The Austin Tejano Trails has been a labor of love for a dedicated group of volunteers committed to preserving the history, diversity, and cultural assets in East Austin.
Nash Hernandez was a legendary orchestra leader and trumpeter who began his career playing German polkas in his hometown of Fredericksburg. After serving in the Army Air Corps during WWII he and his wife, Minnie, settled in this neighborhood, where Minnie was raised and played with Matt Velasquez and the Latinaires. He formed the Nash Hernandez Orchestra in 1949. It was initially comprised of all Latino members. In fact, many of Austin's Latino musicians got their start playing with Nash's orchestra, including Mike Mordecai, John Mills, Mitch Watkins and Tomaz Ramirez.
After his death, Nash was recognized by the City of Austin for his contributions to the community. He was inducted into the Austin Music Hall of Fame in 1999. Today, Nash's son, Ruben Hernandez, continues his father’s legacy, directing the Orchestra in performances all across Austin. He's also continued the tradition of contributing to the community, and his efforts have been recognized by the State Senate of Texas.

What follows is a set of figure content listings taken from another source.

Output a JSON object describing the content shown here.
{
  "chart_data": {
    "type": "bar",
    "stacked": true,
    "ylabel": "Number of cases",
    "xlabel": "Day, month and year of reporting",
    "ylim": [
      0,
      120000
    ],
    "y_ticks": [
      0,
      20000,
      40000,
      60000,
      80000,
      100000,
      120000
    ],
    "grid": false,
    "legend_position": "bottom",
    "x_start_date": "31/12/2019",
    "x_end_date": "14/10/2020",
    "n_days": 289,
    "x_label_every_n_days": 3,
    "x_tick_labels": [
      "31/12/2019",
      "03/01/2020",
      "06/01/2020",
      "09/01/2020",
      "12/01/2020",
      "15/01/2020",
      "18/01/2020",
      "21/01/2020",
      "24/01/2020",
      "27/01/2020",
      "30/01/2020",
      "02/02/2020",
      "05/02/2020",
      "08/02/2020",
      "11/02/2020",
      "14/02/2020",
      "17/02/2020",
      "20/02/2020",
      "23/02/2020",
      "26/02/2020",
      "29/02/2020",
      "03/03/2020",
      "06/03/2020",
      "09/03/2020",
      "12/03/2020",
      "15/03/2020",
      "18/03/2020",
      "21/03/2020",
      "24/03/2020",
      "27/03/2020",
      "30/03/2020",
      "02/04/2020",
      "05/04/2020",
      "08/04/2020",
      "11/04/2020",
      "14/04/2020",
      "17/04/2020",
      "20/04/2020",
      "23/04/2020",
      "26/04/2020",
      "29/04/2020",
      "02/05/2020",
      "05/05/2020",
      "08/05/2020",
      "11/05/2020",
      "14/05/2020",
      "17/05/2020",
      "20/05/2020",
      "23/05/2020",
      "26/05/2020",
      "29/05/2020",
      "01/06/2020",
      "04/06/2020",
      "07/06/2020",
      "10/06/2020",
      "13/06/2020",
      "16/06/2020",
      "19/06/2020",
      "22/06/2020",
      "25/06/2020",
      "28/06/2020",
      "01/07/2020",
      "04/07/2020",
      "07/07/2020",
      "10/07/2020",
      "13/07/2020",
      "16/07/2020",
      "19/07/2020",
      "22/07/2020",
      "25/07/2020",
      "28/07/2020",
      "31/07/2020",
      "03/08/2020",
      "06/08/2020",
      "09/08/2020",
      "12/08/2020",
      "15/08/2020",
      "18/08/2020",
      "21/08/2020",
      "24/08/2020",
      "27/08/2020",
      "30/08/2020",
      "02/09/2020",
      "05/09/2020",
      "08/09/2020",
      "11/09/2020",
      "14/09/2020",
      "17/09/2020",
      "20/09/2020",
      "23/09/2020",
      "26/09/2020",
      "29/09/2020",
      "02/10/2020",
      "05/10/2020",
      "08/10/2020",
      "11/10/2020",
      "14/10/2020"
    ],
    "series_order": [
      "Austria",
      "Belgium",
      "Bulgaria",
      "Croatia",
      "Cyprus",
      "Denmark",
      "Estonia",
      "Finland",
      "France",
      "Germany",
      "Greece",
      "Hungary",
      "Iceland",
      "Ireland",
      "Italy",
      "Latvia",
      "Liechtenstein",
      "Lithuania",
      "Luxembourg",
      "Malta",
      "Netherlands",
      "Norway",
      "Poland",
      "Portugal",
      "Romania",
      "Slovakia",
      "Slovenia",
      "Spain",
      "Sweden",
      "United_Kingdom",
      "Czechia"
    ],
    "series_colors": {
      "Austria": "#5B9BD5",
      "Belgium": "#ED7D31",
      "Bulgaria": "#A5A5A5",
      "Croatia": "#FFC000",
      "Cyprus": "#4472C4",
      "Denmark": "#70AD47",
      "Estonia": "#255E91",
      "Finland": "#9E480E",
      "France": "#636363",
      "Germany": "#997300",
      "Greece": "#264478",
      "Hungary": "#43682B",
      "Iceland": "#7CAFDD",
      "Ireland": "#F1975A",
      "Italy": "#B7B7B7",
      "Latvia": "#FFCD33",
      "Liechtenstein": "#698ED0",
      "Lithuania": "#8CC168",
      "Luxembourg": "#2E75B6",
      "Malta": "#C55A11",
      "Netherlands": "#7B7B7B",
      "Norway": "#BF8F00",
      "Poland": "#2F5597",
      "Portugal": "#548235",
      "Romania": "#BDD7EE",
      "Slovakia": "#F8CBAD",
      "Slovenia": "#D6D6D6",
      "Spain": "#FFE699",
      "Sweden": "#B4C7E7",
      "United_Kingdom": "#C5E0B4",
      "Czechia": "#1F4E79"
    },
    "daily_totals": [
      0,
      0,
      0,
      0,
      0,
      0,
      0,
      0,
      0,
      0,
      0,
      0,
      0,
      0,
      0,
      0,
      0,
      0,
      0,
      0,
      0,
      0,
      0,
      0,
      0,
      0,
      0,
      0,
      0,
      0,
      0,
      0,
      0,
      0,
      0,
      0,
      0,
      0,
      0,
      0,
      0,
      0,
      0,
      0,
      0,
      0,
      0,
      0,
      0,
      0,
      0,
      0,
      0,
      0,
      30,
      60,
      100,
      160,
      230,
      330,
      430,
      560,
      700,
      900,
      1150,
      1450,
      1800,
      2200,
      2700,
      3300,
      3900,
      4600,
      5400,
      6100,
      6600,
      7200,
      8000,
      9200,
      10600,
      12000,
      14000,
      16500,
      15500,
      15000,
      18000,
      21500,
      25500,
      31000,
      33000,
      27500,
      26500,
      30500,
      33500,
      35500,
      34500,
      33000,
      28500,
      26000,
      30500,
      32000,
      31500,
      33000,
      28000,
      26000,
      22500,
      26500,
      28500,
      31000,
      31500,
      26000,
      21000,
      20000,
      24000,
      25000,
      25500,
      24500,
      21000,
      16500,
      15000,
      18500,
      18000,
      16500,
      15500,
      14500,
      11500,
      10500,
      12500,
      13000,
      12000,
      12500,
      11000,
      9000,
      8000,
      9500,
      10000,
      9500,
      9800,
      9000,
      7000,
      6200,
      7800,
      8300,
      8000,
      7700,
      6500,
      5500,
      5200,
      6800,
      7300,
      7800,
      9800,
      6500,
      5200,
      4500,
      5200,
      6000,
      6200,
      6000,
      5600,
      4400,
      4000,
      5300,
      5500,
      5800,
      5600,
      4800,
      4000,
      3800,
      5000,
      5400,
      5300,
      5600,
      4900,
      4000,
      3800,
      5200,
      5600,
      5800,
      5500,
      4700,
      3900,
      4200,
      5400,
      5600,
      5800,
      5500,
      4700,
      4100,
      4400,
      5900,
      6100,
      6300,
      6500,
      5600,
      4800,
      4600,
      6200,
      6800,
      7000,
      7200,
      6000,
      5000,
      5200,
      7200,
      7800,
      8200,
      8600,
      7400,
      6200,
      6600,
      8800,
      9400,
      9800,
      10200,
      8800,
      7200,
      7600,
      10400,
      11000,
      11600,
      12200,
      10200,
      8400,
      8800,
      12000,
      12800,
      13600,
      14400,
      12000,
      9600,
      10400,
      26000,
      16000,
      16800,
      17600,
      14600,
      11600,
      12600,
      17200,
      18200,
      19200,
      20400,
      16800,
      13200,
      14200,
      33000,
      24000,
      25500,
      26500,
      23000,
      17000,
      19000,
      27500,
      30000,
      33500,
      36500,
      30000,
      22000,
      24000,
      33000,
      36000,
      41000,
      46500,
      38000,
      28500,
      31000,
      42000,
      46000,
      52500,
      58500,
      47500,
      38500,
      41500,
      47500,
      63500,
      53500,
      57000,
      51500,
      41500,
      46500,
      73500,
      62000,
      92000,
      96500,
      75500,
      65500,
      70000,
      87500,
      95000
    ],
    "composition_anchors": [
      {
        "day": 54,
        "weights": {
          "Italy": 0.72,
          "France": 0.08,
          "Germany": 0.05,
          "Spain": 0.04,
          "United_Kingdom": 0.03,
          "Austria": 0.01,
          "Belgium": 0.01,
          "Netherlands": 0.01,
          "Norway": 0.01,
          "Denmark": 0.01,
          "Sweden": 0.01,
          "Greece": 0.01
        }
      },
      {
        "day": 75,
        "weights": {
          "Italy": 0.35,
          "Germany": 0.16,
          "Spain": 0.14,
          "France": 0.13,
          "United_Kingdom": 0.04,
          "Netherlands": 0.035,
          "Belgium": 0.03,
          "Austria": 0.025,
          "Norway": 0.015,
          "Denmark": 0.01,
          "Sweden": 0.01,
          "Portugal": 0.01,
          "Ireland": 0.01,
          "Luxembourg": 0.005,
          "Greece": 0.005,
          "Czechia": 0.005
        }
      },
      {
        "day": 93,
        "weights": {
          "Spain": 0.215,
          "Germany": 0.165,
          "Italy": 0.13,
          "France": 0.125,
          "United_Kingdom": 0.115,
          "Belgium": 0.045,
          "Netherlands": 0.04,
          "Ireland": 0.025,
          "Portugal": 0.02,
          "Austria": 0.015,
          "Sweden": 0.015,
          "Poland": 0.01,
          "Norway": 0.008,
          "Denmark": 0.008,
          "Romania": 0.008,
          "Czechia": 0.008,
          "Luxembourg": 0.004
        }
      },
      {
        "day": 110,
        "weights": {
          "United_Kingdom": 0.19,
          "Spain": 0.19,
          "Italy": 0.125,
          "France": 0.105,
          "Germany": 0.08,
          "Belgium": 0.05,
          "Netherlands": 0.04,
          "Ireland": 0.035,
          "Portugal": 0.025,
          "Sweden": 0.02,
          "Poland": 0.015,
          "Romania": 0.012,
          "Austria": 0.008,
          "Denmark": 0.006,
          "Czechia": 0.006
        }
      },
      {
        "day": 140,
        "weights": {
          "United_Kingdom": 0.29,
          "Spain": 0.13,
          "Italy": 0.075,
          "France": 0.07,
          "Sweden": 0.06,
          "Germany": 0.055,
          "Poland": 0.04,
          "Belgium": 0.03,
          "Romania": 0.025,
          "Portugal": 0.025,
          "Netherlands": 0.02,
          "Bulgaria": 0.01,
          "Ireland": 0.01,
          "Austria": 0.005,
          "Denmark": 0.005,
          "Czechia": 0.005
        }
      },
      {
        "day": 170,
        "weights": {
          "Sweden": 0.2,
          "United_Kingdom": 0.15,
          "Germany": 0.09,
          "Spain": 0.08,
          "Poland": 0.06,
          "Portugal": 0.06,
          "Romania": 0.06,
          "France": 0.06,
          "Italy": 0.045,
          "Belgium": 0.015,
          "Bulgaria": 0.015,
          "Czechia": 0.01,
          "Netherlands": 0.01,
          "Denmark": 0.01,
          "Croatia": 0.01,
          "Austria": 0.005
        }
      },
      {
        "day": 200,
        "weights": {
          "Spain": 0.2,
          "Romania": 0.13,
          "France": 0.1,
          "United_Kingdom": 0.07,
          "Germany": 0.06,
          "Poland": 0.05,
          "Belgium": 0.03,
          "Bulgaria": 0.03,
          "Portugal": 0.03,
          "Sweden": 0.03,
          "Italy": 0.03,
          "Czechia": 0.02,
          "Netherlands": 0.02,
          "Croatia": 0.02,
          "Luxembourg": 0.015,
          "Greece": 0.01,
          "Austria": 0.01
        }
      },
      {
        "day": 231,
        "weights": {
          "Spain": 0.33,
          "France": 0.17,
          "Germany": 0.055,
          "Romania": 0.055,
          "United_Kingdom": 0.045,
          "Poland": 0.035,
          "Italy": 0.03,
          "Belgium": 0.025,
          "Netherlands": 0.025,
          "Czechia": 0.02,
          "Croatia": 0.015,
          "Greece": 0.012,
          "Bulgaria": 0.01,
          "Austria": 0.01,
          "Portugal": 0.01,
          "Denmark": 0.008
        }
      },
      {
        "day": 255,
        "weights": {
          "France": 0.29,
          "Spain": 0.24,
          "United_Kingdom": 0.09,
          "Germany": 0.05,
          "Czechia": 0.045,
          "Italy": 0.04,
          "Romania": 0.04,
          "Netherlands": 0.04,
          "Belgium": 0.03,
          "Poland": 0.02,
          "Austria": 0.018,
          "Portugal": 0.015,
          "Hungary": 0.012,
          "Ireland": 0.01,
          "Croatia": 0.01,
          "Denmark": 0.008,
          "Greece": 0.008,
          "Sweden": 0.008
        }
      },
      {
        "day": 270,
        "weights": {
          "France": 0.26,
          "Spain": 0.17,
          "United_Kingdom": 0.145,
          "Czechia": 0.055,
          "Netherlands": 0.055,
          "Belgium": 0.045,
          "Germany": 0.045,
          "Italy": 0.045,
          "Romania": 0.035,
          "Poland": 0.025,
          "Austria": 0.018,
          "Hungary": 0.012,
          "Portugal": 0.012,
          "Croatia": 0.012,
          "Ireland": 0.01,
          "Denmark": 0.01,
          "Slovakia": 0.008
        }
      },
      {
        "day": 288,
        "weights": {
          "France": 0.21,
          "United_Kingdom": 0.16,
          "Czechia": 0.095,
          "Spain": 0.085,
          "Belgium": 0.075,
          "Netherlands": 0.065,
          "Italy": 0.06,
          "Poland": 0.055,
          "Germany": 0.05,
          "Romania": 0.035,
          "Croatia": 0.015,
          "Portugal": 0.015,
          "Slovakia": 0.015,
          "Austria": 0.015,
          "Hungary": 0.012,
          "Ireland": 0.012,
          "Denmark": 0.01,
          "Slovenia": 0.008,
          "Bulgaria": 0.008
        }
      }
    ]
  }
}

A cut metal silhouette of Nash Hernandez stands atop a base that includes two lyrics from “Tenderly,” Nash’s final song of each performance that he would dedicate to his wife, Minnie. The big ring forms a “spotlight” and swirling treble clefs create a dramatic Big Band setting. The sculpture of Nash Hernandez is in an especially scenic part of Festival Beach. Festival Beach is the east side stretch of Lady Bird Lake and considerably more serene and less traversed than the running trails on the other side of I-35. Take a moment and read the lyrics at the bottom of the sculpture taken from Hernandez’s most famous song, “Tenderly”. The trail follows the river on the way to Fiesta Gardens building.